Data_Sheet_3_Network Modeling of Liver Metabolism to Predict Plasma Metabolite Changes During Short-Term Fasting in the Laboratory Rat.ZIP

The liver—a central metabolic organ that integrates whole-body metabolism to maintain glucose and fatty-acid regulation, and detoxify ammonia—is susceptible to injuries induced by drugs and toxic substances. Although plasma metabolite profiles are increasingly investigated for their potential to detect liver injury earlier than current clinical markers, their utility may be compromised because such profiles are affected by the nutritional state and the physiological state of the animal, and by contributions from extrahepatic sources. To tease apart the contributions of liver and non-liver sources to alterations in plasma metabolite profiles, here we sought to computationally isolate the plasma metabolite changes originating in the liver during short-term fasting. We used a constraint-based metabolic modeling approach to integrate central carbon fluxes measured in our study, and physiological flux boundary conditions gathered from the literature, into a genome-scale model of rat liver metabolism. We then measured plasma metabolite profiles in rats fasted for 5–7 or 10–13 h to test our model predictions. Our computational model accounted for two-thirds of the observed directions of change (an increase or decrease) in plasma metabolites, indicating their origin in the liver. Specifically, our work suggests that changes in plasma lipid metabolites, which are reliably predicted by our liver metabolism model, are key features of short-term fasting. Our approach provides a mechanistic model for identifying plasma metabolite changes originating in the liver.

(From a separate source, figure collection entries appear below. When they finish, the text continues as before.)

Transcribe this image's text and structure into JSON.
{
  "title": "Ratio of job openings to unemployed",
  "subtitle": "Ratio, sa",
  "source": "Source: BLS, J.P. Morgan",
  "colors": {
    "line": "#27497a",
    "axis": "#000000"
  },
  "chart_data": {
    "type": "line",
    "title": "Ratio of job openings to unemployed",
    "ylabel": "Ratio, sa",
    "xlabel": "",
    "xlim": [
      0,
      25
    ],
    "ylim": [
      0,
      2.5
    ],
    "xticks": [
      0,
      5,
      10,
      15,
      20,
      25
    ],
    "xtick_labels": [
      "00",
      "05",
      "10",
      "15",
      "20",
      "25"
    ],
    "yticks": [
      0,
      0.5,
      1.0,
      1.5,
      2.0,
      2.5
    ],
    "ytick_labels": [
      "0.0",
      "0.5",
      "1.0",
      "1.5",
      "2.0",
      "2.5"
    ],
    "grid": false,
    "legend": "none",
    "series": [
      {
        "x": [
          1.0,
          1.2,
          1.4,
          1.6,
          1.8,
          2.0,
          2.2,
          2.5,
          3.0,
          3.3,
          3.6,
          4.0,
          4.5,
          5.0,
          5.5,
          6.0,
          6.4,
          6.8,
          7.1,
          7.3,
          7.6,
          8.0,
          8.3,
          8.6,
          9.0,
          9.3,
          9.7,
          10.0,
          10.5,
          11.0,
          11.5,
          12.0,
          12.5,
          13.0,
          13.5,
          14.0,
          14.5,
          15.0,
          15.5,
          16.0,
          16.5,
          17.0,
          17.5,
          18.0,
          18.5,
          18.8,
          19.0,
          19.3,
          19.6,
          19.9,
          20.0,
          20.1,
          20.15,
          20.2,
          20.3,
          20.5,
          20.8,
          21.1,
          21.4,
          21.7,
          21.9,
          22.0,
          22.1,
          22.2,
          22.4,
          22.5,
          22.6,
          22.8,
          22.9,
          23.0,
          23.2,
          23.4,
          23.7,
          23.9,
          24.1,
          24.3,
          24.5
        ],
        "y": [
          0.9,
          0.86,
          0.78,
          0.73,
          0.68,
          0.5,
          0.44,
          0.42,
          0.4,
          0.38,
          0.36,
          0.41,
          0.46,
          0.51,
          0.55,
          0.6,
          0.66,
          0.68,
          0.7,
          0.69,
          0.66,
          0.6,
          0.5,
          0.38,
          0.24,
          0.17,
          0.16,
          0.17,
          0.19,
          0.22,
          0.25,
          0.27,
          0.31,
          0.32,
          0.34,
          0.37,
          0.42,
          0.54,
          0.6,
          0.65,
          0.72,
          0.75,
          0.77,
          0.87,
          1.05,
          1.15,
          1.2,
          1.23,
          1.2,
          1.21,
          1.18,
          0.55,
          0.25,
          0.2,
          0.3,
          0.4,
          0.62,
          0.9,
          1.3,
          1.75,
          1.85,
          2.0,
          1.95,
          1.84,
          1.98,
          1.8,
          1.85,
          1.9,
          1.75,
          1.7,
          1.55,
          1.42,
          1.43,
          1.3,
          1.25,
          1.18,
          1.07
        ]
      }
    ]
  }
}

肝脏是整合全身代谢以维持葡萄糖与脂肪酸稳态、执行氨解毒功能的核心代谢器官，易受药物与有毒物质诱导的损伤。尽管血浆代谢物谱（plasma metabolite profiles）的检测潜力日益受到关注，有望比现有临床标志物更早检出肝损伤，但其应用价值可能受限——此类谱图会受动物营养状态与生理状态，以及肝外来源贡献的影响。为厘清肝脏与肝外来源对血浆代谢物谱改变的贡献，本研究尝试通过计算方法分离短期禁食过程中源自肝脏的血浆代谢物变化。本研究采用约束基代谢建模 (constraint-based metabolic modeling) 方法，将本研究实测的中心碳通量与从文献中获取的生理通量边界条件，整合至大鼠肝脏代谢的基因组规模模型 (genome-scale model) 中。随后，我们对禁食5~7小时或10~13小时的大鼠进行血浆代谢物谱检测，以验证模型预测结果。我们的计算模型可解释三分之二的血浆代谢物观测变化方向（上调或下调），表明这些变化源自肝脏。具体而言，本研究显示，血浆脂质代谢物的变化可通过我们的肝脏代谢模型可靠预测，且该变化是短期禁食的关键特征。本研究提出的方法可为识别源自肝脏的血浆代谢物变化提供机制性模型。